Once all the required fields are filled, click on “Save configuration” to store the information on the Gateway (Fig 3). The next step is to run a test to ensure the API connection works without any errors.

Fig 3: Integration configuration form

Step 4: Integration testing

The integration test covers two areas:

Testing the connection to the server as per the defined server details.
Verifying the given credentials for the authentication type provided.

If any of the above tests fail, an error message will be returned. If there are no errors, you can now enable the configuration, and the integration will go live (Fig 4).

**Note**: Configuration can only be enabled after a successful test.

Error Handling

Fig 4: Integration testing

If during normal operation the server changes or datasets are moved elsewhere, the integration may become invalid and GMI will disable it. In such cases, the synchronisation of datasets will cease, and you will receive a notification. To re-enable the integration, you will need to follow the configuration process again.

Error Codes

The GMI service utilises a list of error codes (Table 1).
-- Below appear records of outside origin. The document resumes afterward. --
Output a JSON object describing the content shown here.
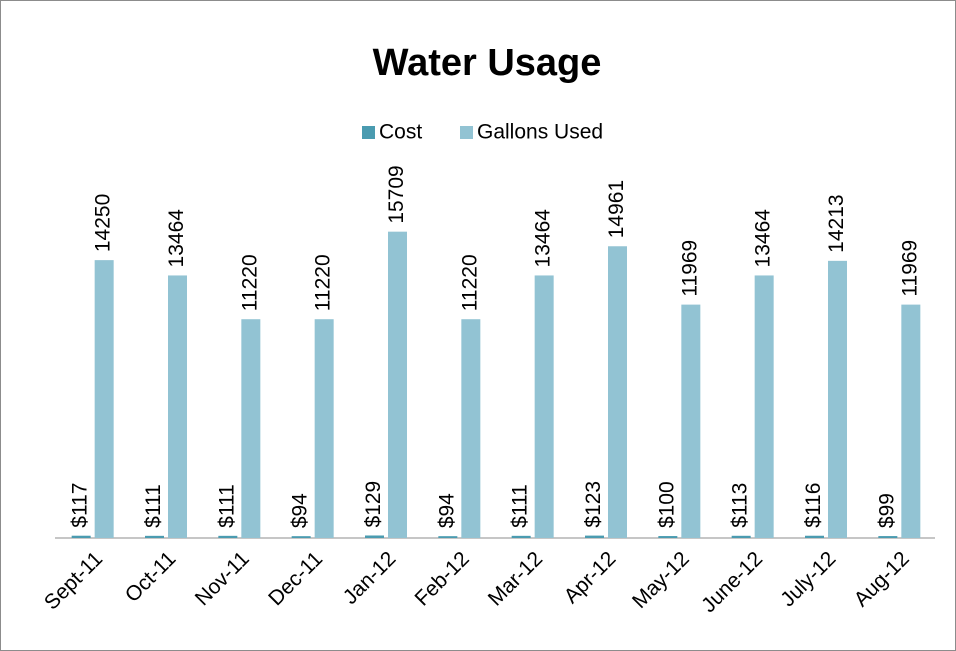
{
  "chart_data": {
    "type": "bar",
    "title": "Water Usage",
    "categories": [
      "Sept-11",
      "Oct-11",
      "Nov-11",
      "Dec-11",
      "Jan-12",
      "Feb-12",
      "Mar-12",
      "Apr-12",
      "May-12",
      "June-12",
      "July-12",
      "Aug-12"
    ],
    "series": [
      {
        "name": "Cost",
        "color": "#4a9bb0",
        "values": [
          117,
          111,
          111,
          94,
          129,
          94,
          111,
          123,
          100,
          113,
          116,
          99
        ],
        "value_labels": [
          "$117",
          "$111",
          "$111",
          "$94",
          "$129",
          "$94",
          "$111",
          "$123",
          "$100",
          "$113",
          "$116",
          "$99"
        ]
      },
      {
        "name": "Gallons Used",
        "color": "#92c3d3",
        "values": [
          14250,
          13464,
          11220,
          11220,
          15709,
          11220,
          13464,
          14961,
          11969,
          13464,
          14213,
          11969
        ]
      }
    ],
    "ylim": [
      0,
      18000
    ],
    "legend": "top"
  }
}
These error codes help in identifying and handling specific issues encountered during the integration testing process.

Error code	Message	Status
HTTP 200	Test Successful	Success
HTTP 400	Test Unsuccessful	Bad Request
HTTP 401	Test Unsuccessful	Unauthorized
HTTP 403	Test Unsuccessful	Forbidden
HTTP 404	Test Unsuccessful	Not Found
HTTP 500	Test Unsuccessful	Internal Server Error
HTTP 501	Test Unsuccessful	Not Implemented
HTTP 503	Test Unsuccessful	Gateway Timeout

Step 5: Manage integrations

Clicking on “Manage Integrations” displays a list of enabled and disabled integrations. This page provides an overview and allows for easy management and monitoring of the integrations (Fig 5).

Fig 5: Manage integrations

Custodian Datasets Endpoint

The HDR UK custodian specification has been developed for interoperability by providing a clear set of standards that can be followed to ensure that custodians can share metadata in a consistent format and meet the minimum requirements for sharing metadata within the community.

The Interface Diagram below (Fig 6) shows how the Gateway integration ingestion script handle and process metadata catalogues:

Fig 6: Integration script process metadata catalogues

The Gateway first contacts the /datasets endpoint you provide and interprets the response. It then compares the returned information with the existing records in the Gateway database. Based on the comparison, a decision will be made for each dataset on how the metadata will be handled. There are generally three scenarios:

1. New Dataset

If new data is detected through the ingestion script, it will be retrieved and stored in the Gateway database, and it will be made visible on the Gateway.

2. Updated Dataset

The Gateway ingestion script determines if a dataset has changed since the last synchronisation. It specifically compares the ID of the dataset and the version that was last provided with the current version. The script does not check for a newer version number but rather a different version number. This accounts for cases where a dataset may be reverted to a previous version. Updates to datasets are automatically made live on the Gateway, and the previous version of the dataset will be archived following existing Gateway processes.

3.Delete Dataset

The ingestion script can detect datasets that have been removed from the custodian metadata catalogue. If a dataset ID is no longer found in the /datasets endpoint, it will be considered a deleted dataset. A "deleted" dataset will be archived on the Gateway, along with all previous versions, and will no longer be visible on the Gateway following existing processes.